La construcción de una paz estable también requerirá un enfoque en la infraestructura vital: los servicios de agua y saneamiento, electrificación, transporte y la revitalización del segundo puerto más grande (Buenaventura),- odo lo cual beneficiará a una comunidad predominantemente afrodescendiente y a una gran población de desplazados.
La agenda de desarrollo del posconflicto seguirá siendo el centro de nuestra alianza con Colombia, que se enfoca en apoyar los esfuerzos del país para mantener y fortalecer el desarrollo, tales como movilidad social, desarrollo territorial, productividad y política macroeconómica.
La experiencia internacional ofrece algunos ejemplos positivos de negociaciones exitosas y de transiciones a la paz después de largos períodos de conflicto. Aceh en Indonesia y Mindanao en Filipinas son dos casos en los que los gobiernos nacionales usaron a la comunidad internacional para apoyar las bases de la estabilidad y para hacer frente a los objetivos de desarrollo a largo plazo.
En su larga historia de trabajo con los países en etapas de posconflicto, el Grupo del Banco Mundial ha elaborado una serie de lecciones claves. Éstas incluyen:
Las inversiones se deben adaptar a los contextos regionales y locales para construir credibilidad y propiedad.
Los resultados rápidos ayudan a establecer las bases para la estabilidad y el cambio en el mediano plazo.
El gobierno debe participar en la construcción de la confianza pública.
Incluir a los ciudadanos y a agentes no estatales relevantes en las decisiones y en la asignación de recursos amplía la propiedad, mejora la precisión de los programas de intervención y fortalece la confianza.
Las encuestas periódicas son esenciales para medir el progreso y el impacto.
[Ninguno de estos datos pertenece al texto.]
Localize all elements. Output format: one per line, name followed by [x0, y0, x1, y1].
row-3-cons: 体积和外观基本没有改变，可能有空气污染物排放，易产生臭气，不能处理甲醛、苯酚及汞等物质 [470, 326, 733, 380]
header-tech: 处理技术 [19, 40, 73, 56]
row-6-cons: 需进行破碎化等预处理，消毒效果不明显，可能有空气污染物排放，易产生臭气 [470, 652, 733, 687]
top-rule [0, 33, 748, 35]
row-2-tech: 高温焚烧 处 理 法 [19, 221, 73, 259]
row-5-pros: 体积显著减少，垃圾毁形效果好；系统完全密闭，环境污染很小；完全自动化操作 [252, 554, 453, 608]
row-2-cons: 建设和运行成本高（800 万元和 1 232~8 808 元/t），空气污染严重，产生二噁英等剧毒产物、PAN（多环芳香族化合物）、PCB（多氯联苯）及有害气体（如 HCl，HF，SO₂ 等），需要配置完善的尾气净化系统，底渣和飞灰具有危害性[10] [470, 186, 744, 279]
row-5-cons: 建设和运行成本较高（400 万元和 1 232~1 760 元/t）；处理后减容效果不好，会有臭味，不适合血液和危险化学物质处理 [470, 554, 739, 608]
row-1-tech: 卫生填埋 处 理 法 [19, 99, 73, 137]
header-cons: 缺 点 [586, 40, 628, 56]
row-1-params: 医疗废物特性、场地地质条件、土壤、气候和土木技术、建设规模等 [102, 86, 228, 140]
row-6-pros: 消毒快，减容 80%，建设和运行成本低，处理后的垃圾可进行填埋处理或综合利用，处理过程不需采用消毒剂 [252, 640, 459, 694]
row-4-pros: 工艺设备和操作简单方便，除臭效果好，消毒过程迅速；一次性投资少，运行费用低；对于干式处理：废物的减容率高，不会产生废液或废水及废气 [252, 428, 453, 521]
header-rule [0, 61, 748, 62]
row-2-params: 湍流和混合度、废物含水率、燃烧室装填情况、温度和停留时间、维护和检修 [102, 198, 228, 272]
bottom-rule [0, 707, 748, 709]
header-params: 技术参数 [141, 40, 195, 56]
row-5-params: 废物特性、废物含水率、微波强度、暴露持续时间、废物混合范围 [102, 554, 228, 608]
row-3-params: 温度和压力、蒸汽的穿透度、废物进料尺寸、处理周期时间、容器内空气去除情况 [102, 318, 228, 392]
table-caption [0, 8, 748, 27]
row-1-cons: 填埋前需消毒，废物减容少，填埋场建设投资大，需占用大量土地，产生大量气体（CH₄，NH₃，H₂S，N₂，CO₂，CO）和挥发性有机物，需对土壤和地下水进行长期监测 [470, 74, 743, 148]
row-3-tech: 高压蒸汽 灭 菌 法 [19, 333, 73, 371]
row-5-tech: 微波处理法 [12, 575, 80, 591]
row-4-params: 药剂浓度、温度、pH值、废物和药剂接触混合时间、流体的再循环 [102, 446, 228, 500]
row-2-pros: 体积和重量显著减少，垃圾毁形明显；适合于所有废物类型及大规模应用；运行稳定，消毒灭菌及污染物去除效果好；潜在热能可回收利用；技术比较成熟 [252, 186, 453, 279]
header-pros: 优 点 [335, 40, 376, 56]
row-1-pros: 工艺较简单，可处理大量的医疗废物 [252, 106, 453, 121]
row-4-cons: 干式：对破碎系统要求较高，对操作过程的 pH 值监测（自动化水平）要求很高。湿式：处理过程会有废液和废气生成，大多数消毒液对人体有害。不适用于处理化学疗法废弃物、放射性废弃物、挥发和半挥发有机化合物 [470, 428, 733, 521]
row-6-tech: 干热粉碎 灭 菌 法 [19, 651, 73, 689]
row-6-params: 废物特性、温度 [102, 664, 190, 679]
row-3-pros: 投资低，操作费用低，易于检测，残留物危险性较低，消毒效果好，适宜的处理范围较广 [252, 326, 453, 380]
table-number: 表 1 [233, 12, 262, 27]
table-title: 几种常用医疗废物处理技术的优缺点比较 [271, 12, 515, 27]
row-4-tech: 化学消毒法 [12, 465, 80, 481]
Las autoridades colombianas han esbozado un camino seguro para la transición del conflicto a la paz. Y nosotros en la comunidad internacional estamos listos para a apoyar un plan de paz y de desarrollo integral que contempla abordar algunas de las causas fundamentales de la violencia.
La paz y el desarrollo van de la mano -una agenda de desarrollo fuerte y sostenible es fundamental para el éxito continuo-. La paz en Colombia ofrece una oportunidad para demostrarle al mundo que es posible sanar a través de la inclusión y el desarrollo equitativo.